Wednesday 6 November 2013

Tomato Basil Chicken Pasta

I have been guilty of pulling the canned/bottled spaghetti/pasta sauce out of my pantry on cheap/easy nights.  Now I don't just dump it- I add veggies, spices, etc to jazz it up.  But still, the can of sauce gets in there sometimes.  Well no more! After last night's dinner this is my new go to for cheap, easy tomato sauce pasta.  No long simmering, heavy sauce.  This is delightful!
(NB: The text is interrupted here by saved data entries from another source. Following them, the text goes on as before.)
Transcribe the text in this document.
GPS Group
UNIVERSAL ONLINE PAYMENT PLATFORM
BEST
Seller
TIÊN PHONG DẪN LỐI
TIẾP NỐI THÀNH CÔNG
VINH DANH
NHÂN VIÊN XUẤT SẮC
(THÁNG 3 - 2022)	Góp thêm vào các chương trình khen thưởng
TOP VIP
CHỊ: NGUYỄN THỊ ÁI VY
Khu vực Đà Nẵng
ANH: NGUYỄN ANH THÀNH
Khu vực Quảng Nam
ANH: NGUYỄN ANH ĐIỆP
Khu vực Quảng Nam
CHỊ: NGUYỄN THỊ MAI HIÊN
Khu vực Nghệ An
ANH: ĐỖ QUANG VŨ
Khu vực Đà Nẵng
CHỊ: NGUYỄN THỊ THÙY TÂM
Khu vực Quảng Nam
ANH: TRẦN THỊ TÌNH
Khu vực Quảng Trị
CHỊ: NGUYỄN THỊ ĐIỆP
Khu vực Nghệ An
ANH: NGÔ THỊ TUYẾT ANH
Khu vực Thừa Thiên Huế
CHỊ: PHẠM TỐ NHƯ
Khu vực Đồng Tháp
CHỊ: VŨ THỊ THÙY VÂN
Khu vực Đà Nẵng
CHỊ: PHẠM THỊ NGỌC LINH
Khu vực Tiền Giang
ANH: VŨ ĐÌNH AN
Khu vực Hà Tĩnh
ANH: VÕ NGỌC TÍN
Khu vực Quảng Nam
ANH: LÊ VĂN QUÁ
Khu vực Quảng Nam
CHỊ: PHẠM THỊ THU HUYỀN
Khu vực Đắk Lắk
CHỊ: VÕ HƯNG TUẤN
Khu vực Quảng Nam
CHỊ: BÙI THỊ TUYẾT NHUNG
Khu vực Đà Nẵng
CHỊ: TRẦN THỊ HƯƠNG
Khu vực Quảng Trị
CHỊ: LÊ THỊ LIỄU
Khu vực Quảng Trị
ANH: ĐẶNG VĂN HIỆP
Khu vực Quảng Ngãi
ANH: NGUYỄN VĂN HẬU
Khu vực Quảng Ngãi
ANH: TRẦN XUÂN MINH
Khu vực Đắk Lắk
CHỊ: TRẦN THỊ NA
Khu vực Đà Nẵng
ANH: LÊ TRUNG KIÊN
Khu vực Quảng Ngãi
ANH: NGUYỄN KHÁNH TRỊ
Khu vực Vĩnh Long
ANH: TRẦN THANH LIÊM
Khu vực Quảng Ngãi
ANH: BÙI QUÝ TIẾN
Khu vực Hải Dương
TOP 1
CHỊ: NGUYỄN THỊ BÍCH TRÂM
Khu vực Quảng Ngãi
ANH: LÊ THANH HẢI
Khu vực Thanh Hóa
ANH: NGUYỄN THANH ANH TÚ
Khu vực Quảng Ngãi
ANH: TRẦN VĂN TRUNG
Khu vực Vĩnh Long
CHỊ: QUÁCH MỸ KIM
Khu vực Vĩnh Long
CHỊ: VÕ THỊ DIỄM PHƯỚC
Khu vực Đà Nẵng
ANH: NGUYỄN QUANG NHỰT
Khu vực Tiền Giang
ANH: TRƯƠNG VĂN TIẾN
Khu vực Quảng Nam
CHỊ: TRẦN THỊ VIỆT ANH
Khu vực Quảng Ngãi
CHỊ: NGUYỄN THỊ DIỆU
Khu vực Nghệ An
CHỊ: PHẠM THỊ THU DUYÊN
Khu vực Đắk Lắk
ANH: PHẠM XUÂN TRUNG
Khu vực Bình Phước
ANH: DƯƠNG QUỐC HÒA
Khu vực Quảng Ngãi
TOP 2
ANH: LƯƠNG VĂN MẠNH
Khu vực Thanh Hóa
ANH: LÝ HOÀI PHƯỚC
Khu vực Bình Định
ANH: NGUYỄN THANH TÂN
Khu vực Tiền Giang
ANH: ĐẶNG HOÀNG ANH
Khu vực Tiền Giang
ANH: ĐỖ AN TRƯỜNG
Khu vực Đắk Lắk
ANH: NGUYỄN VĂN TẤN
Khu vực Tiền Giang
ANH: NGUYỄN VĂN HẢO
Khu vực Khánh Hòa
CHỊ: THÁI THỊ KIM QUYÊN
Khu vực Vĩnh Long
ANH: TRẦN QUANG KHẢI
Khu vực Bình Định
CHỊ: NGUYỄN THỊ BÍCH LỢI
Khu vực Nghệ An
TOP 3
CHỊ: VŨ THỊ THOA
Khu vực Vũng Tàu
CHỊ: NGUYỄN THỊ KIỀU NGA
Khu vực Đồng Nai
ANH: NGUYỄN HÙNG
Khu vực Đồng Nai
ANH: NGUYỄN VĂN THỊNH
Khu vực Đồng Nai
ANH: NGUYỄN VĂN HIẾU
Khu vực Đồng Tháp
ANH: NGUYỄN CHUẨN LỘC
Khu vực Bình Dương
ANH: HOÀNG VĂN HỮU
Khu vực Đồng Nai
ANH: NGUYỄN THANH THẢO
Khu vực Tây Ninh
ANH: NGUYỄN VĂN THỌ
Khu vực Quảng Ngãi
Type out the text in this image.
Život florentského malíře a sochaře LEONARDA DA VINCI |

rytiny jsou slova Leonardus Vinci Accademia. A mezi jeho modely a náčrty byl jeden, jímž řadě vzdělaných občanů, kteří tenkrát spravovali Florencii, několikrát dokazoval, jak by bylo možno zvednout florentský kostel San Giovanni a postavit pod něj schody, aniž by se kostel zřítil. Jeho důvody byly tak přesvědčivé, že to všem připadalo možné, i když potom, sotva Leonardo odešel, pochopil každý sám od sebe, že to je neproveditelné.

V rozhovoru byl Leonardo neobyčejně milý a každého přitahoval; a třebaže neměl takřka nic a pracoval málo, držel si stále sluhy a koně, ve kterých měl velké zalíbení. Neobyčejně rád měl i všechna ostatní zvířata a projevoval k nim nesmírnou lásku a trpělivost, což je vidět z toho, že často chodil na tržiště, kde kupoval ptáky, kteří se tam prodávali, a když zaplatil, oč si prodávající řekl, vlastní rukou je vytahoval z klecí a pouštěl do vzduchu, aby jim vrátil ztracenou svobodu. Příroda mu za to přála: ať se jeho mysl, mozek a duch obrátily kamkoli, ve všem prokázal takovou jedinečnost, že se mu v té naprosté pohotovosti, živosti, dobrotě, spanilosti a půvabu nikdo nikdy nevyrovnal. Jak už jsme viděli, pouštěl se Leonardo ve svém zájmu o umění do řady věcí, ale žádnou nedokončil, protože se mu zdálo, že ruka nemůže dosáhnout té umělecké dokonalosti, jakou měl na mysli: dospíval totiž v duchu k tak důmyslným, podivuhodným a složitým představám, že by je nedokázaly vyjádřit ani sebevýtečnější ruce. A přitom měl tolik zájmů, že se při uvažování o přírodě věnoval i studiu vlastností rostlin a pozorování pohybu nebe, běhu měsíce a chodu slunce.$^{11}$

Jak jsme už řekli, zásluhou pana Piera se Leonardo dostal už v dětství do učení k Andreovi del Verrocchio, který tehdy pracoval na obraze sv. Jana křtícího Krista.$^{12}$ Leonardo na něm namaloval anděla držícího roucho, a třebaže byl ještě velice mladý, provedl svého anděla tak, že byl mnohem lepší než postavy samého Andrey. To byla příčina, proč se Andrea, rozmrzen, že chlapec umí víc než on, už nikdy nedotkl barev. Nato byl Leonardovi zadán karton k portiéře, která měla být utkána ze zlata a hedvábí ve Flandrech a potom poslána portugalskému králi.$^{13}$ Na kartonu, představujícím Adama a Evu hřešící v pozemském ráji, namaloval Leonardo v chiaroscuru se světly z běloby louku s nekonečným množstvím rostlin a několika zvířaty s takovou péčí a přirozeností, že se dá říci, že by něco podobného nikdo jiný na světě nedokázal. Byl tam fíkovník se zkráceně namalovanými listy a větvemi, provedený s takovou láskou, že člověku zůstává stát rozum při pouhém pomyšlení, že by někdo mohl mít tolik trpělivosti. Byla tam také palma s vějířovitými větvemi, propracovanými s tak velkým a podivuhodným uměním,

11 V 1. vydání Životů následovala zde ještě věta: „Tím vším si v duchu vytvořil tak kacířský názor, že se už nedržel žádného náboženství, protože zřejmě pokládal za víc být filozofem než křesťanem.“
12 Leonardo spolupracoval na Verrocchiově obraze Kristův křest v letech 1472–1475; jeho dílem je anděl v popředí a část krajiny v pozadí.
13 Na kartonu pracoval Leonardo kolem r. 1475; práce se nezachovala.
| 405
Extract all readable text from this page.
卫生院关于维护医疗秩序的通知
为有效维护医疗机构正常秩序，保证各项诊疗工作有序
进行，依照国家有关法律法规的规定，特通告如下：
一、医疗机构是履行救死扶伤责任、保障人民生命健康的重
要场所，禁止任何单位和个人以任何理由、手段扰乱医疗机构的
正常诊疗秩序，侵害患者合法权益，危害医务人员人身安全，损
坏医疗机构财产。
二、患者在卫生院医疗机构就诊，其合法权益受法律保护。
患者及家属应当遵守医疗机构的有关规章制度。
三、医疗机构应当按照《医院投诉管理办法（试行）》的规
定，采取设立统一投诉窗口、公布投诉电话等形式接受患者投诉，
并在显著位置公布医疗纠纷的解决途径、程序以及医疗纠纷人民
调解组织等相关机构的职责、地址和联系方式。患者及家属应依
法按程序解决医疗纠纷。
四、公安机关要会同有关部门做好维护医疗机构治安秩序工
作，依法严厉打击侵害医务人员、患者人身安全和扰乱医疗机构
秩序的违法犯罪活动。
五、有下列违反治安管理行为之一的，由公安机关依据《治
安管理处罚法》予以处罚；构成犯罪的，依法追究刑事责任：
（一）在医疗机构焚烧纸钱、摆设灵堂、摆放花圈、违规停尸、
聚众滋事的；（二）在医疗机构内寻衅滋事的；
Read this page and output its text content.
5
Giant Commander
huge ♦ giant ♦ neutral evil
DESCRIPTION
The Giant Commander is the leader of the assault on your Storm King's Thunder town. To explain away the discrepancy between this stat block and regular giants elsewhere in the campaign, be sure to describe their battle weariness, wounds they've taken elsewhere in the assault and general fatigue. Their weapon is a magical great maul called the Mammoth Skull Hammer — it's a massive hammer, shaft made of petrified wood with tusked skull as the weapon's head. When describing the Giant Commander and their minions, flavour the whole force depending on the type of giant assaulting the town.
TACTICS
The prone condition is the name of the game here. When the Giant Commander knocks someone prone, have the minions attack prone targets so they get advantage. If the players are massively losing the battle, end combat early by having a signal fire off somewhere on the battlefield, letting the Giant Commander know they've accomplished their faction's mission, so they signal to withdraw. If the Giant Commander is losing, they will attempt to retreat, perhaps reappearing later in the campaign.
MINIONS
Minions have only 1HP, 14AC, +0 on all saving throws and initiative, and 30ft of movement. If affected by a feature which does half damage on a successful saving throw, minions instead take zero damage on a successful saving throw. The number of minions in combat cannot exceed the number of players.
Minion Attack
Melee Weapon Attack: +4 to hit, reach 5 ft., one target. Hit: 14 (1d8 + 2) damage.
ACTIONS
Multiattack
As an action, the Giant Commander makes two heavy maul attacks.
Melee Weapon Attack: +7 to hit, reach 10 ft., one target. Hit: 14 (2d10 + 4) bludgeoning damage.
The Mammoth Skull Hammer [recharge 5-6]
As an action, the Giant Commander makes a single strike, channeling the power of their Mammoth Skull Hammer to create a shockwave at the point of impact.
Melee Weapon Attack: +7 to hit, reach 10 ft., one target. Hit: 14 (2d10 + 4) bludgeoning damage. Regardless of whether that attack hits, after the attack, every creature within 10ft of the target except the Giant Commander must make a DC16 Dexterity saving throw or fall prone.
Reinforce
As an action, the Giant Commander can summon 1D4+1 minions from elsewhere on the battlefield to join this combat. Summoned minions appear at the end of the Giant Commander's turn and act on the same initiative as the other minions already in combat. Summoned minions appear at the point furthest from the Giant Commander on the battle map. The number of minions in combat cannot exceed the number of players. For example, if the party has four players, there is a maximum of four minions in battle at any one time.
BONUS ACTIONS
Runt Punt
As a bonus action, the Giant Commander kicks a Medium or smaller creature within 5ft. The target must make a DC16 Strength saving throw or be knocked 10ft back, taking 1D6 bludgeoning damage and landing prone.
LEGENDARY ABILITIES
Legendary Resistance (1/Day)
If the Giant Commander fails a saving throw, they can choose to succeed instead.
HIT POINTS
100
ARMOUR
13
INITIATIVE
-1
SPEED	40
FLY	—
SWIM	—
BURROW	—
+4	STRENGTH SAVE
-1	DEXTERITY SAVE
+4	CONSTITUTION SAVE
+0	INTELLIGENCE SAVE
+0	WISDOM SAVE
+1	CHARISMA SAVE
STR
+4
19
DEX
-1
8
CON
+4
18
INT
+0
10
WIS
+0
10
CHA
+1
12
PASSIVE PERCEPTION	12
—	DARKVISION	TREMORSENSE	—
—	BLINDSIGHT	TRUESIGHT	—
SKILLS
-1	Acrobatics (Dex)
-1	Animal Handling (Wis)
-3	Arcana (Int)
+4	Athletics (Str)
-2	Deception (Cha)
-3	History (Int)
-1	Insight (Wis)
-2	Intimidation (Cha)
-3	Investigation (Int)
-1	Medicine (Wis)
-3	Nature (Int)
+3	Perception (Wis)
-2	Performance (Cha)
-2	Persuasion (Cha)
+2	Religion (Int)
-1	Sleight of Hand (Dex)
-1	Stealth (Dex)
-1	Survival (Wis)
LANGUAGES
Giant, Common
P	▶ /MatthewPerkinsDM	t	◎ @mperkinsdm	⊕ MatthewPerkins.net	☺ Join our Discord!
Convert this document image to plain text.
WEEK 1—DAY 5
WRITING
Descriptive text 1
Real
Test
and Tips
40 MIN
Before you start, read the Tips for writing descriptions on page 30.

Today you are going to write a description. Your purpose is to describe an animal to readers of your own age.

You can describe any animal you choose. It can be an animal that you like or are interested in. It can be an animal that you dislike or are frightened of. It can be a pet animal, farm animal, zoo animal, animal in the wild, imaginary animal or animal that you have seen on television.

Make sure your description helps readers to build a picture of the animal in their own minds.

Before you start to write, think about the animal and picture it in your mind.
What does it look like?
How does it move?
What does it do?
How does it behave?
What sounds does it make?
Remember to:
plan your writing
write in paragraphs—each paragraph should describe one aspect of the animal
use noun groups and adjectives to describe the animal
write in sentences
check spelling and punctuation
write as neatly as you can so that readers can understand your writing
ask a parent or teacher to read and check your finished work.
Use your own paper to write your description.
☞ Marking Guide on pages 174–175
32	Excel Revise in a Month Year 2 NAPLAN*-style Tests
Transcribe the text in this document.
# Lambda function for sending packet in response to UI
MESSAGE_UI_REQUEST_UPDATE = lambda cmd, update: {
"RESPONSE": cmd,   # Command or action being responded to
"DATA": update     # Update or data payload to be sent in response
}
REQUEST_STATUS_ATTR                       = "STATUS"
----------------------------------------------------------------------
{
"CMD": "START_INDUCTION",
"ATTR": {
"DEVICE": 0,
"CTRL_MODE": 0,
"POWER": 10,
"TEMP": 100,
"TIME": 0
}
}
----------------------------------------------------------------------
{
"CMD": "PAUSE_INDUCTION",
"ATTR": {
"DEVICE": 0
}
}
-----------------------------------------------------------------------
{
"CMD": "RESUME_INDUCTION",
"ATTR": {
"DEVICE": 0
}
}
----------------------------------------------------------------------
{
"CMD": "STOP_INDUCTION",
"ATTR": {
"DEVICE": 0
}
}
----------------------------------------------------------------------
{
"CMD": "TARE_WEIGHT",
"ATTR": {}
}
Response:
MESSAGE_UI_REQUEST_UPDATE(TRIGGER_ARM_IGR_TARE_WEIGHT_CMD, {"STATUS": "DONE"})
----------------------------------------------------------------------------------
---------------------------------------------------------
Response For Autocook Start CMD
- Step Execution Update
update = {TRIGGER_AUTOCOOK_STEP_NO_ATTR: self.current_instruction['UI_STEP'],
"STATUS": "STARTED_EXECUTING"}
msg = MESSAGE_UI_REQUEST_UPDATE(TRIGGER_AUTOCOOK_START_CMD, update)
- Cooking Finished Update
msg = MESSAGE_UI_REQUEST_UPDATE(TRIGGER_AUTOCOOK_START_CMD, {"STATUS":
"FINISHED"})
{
Even my husband, who doesn't usually tolerate little bits of cooked tomato on his plate, ate the WHOLE thing and then started attacking mine before I was done.  Even if you remove the chicken, it's delicious.  Wilt in some greens if you want to amp up the nutrition.  So flavourful.  And featuring my ever steady partner in the food world- garlic.  Maybe don't make this the night before an important meeting or something...

Source: http://menumusings.blogspot.ca/2013/04/tomato-basil-chicken.html

Serves 3-4

Ingredients:

2 chicken breasts
kosher salt and pepper
Italian seasonings (I just use the premixed kind, you can make your own)
red chili flakes
2 tbsp EVOO, or your preferred cooking oil
at least 3 big juicy tomatoes (the original recipe calls for 2 but I like more tomatoes and next time I might even use another one), chopped
3 cloves garlic
4 tbsp cold butter
1/2 c fresh basil, chopped (I didn't have enough, maybe 1/4-1/3 cup, still delicious)
freshly grated parmesan, for garnish

    Directions:

    Get your pasta water salted and boiling.

    If your chicken breasts are quite thick, cut them in half horizontally or pound them out.  Season with salt, pepper, chili flakes and Italian seasonings.  Heat your oil over medium, medium/high heat and cook your chicken (You only need to flip once- none of this jabbing of the chicken please.  It goes down on one side in hot oil and then about 4 minutes later it is flipped.).  I sprinkled a tiny bit of extra chili flake into the oil- I like my tomato sauce to have a bit of a kick.  Add your chopped tomatoes after you've flipped your chicken.  Let simmer- the length will depend on how cooked down you like your tomatoes.  Take out your chicken when it's cooked and let it rest on a cutting board. 

    Drop your pasta down (I like spaghettini- I like the thinner noodles).  If you're using a longer cook pasta you can do this sooner.

    Add the cold butter to the tomatoes- this is going to make your sauce silky.  Add minced garlic.  Add basil.  Taste and adjust for seasonings.  Slice rested chicken. 

    When pasta is done, divide evenly into bowls and top with sauce and chicken.  Top with parmesan. 
    Devour!




    2 comments:

    1. I made this tonight. It was amazing!
      I followed your advice and added more tomato (3 medium, 2 large), and increased the butter. Paul went mental for it, so a definite win.

      ReplyDelete
    2. Honestly YUM YUM YUM! To make it even easier/lazier I wanted more tomato but only bought three, so I added a can of diced tomato. Worked great.